勝手に玄関の扉を開けて勢いよく家の中に入っていくお兄さんのあとについて、あたし達もわらわらと家の中にお邪魔する。
漁師さんの家らしく潮の香りがする屋内には、お兄さんよりもさらにマッチョな角刈りの男の人が居た。すごい、お兄さんよりさらにひとまわり体が大きい。しかもお兄さんよりも日焼けして肌が黒い。
「体調は悪くねえみたいだな」
「あんな程度の転覆でまいってられっか。こっちは稼ぎ時なんだ、一日も無駄にできねえ」
「悪りいな、忙しい時に」
お兄さんが謝ってくれているのを見て、あたしは慌てて頭を下げた。
「すみません、無理を言ってしまって」
「いいさ、ラルタが連れてきたくらいだ。興味本位で話がただ聞きたいってわけでもないんだろ。分かることならなんでも話す」
「ありがとうございます!」
もう一度勢いよく頭を下げて、あたしはお兄さんことラルタさんにも笑顔でお礼を言った。マッシュさんが話を聞かせてくれるのも、ラルタさんの信用あったればこそだもんね。ホントありがたい。
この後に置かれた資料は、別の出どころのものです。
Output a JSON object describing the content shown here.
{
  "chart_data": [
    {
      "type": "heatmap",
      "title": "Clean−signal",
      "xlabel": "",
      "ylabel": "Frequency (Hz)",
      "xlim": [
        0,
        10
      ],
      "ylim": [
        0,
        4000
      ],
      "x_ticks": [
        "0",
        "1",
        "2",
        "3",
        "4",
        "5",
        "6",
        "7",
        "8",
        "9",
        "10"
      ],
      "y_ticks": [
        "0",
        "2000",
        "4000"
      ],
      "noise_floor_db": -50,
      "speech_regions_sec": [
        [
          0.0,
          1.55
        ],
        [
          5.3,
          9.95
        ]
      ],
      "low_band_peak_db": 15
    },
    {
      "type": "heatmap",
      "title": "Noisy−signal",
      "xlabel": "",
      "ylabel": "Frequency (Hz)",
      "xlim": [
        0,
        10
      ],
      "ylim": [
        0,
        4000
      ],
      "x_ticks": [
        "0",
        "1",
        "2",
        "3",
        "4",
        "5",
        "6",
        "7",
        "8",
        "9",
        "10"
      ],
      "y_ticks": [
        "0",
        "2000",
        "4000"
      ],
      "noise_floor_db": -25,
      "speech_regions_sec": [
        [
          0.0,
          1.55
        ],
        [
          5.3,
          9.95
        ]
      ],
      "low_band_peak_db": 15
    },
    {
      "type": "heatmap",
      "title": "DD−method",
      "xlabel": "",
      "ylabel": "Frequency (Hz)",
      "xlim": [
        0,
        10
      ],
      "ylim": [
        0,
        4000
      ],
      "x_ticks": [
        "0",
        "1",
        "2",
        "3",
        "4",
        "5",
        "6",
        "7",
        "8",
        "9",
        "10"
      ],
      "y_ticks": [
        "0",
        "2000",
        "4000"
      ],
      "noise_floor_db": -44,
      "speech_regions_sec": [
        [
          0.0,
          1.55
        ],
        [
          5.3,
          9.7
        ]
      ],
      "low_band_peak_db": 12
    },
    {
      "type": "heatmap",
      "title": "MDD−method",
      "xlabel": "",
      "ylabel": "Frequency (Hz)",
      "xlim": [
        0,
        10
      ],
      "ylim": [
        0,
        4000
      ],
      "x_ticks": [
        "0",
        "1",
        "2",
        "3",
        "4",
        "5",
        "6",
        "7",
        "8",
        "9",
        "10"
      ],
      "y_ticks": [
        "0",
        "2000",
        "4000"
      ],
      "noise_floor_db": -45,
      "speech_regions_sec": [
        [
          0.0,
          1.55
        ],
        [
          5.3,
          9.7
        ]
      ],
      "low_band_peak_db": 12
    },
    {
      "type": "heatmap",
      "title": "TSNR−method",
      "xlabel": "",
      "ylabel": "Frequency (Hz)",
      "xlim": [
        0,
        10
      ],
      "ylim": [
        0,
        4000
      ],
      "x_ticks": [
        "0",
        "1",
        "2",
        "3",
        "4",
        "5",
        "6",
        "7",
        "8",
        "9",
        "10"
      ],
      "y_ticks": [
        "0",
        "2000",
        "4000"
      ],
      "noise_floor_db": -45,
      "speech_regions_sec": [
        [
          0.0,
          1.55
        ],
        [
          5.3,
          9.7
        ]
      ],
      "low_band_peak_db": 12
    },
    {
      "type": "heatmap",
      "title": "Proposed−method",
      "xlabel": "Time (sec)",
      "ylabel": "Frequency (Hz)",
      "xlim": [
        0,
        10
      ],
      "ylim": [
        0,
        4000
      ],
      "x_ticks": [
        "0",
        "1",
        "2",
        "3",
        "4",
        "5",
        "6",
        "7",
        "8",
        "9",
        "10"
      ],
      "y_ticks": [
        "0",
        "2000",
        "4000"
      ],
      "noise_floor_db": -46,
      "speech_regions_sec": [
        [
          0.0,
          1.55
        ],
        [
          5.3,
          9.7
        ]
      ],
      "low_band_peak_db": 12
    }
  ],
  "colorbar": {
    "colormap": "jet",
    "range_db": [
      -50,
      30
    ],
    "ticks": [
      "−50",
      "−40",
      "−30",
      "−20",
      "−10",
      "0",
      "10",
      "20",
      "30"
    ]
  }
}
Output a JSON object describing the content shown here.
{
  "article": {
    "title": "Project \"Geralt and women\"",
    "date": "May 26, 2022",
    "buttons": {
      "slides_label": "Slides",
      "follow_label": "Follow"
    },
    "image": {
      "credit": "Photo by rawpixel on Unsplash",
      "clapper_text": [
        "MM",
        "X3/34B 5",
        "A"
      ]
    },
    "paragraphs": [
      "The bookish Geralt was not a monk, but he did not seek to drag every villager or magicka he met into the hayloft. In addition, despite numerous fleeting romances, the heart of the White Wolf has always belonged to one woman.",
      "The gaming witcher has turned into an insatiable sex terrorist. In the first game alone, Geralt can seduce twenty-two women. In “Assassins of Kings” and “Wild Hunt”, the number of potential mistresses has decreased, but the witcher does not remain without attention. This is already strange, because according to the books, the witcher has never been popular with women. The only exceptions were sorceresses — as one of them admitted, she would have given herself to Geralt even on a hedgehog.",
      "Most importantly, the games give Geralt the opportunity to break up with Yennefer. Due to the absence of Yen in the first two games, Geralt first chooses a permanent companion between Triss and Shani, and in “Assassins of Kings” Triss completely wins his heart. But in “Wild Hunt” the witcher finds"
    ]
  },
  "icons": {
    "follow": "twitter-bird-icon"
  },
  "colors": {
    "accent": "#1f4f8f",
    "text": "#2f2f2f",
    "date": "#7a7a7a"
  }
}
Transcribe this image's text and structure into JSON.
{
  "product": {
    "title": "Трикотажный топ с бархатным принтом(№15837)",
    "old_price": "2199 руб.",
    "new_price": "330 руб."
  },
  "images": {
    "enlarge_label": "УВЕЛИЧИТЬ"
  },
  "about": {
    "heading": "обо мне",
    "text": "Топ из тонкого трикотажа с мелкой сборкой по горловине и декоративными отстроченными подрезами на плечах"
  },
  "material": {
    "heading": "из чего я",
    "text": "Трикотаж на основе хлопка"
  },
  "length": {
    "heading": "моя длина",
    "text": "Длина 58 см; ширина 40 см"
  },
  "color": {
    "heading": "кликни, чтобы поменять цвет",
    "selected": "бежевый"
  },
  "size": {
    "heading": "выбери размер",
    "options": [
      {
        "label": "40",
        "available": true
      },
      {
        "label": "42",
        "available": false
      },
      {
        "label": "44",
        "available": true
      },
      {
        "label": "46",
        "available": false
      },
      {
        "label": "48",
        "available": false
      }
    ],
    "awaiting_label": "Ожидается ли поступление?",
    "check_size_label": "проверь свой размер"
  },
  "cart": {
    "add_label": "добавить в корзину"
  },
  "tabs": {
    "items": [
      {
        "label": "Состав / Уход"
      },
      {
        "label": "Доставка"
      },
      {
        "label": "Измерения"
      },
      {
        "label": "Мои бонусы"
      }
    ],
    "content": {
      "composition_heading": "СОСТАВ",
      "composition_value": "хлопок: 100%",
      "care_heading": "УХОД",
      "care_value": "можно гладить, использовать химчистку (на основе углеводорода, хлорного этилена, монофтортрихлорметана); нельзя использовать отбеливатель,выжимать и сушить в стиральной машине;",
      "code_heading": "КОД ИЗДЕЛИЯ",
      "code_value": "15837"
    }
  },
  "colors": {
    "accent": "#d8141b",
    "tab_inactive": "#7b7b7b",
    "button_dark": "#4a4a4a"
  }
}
「おっ、坊主も早起きして来たのか。漁に一緒に来るか?」
人のいい笑顔を浮かべてマッシュさんがアイルゥ先生の頭を乱暴に撫でると、アイルゥ先生はあからさまに目を輝かせた。
「それは願ってもない」
「ばっ、バカ、冗談だ。命の保証ができねぇ」
アイルゥ先生に即答されて、逆にマッシュさんが慌ててしまった。ていうか、やっぱりすごく危険だと思っていながらマッシュさんは漁にでようとしているのか……。